Gianni Alemanno non ci sta a farsi travolgere. Ieri è stato tirato in ballo indirettamente dalle dichiarazioni rese al Gip di Roma da Edoardo D’Incà Levis. L’imprenditore (veronese, ma residente a Praga da 40 anni) è stato arrestato un mese fa con l’accusa di avere mediato il pagamento di una tangente dalla Breda Menarinibus alla società municipalizzata Eur Spa, appartenente al Comune di Roma. Si tratterebbe di 750mila euro per aggiustare la gara di fornitura (del valore di 20 milioni) di 45 autobus al Comune. I fatti si riferiscono al 2009. Per la stessa vicenda è stato arrestato anche l’ex amministratore delegato della Breda Menarini, Roberto Ceraudo. E’ indagato anche l’ex Ad dell’Ente Eur, sospettato di aver ricevuto parte della tangente. La mazzetta sarebbe stata pagata con tre versamenti da conti svizzeri, secondo quanto ha dichiarato D’Incà Levis. Egli ha soprattutto affermato di aver sentito dire da Ceraudo che i soldi erano destinati alla segreteria di Alemanno.

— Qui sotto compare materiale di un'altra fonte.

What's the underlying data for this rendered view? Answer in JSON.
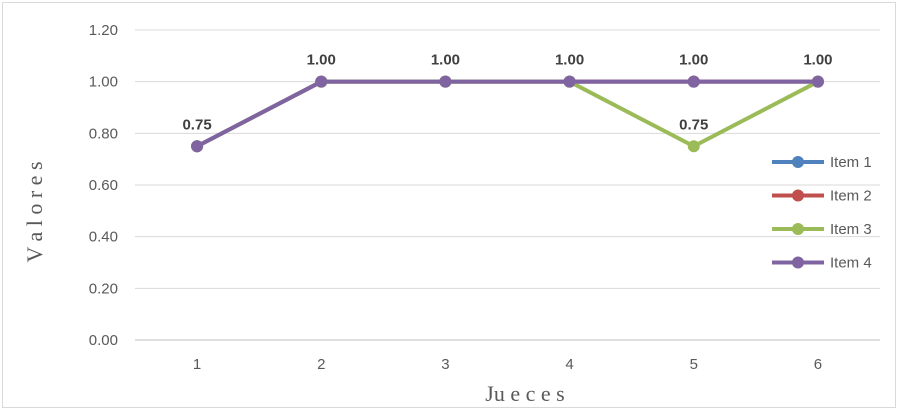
{
  "chart_data": {
    "type": "line",
    "title": "",
    "xlabel": "Ju e c e s",
    "ylabel": "V a l o r e s",
    "categories": [
      "1",
      "2",
      "3",
      "4",
      "5",
      "6"
    ],
    "ylim": [
      0,
      1.2
    ],
    "yticks": [
      "0.00",
      "0.20",
      "0.40",
      "0.60",
      "0.80",
      "1.00",
      "1.20"
    ],
    "grid": true,
    "legend_position": "right",
    "series": [
      {
        "name": "Item 1",
        "color": "#4f81bd",
        "values": [
          0.75,
          1,
          1,
          1,
          1,
          1
        ]
      },
      {
        "name": "Item 2",
        "color": "#c0504d",
        "values": [
          0.75,
          1,
          1,
          1,
          1,
          1
        ]
      },
      {
        "name": "Item 3",
        "color": "#9bbb59",
        "values": [
          0.75,
          1,
          1,
          1,
          0.75,
          1
        ]
      },
      {
        "name": "Item 4",
        "color": "#8064a2",
        "values": [
          0.75,
          1,
          1,
          1,
          1,
          1
        ]
      }
    ],
    "data_labels": [
      {
        "category": "1",
        "text": "0.75"
      },
      {
        "category": "2",
        "text": "1.00"
      },
      {
        "category": "3",
        "text": "1.00"
      },
      {
        "category": "4",
        "text": "1.00"
      },
      {
        "category": "5",
        "text": "1.00"
      },
      {
        "category": "5",
        "text": "0.75"
      },
      {
        "category": "6",
        "text": "1.00"
      }
    ]
  }
}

Il sindaco di Roma (foto by InfoPhoto) ha convocato nel tardo pomeriggio di oggi una conferenza stampa. “L’amministrazione comunale non può avere nulla a che fare con questa vicenda. Il potere d’influenza su questa gara da parte nostra era zero. Credo sia mio dovere cercare di rendere conto di una situazione che non può riguardarci in alcun modo. La gara è avvenuta nel 2009. Tutto era già stato previsto e determinato prima di me. Non permetterò a tutto questo d’influenzare la campagna elettorale. Fra un po’ si dirà che è stata mia madre. I romani non si faranno influenzare. Resto in campo e non torno indietro“.

Nel frattempo la Procura di Roma ha avviato la procedura di rogatoria internazionale (richiesta all’autorità di un altro Paese di eseguire atti giudiziari in tale giurisdizione) con la Svizzera, per verificare l’attendibilità delle dichiarazioni rese al Gip da D’Incà Levis.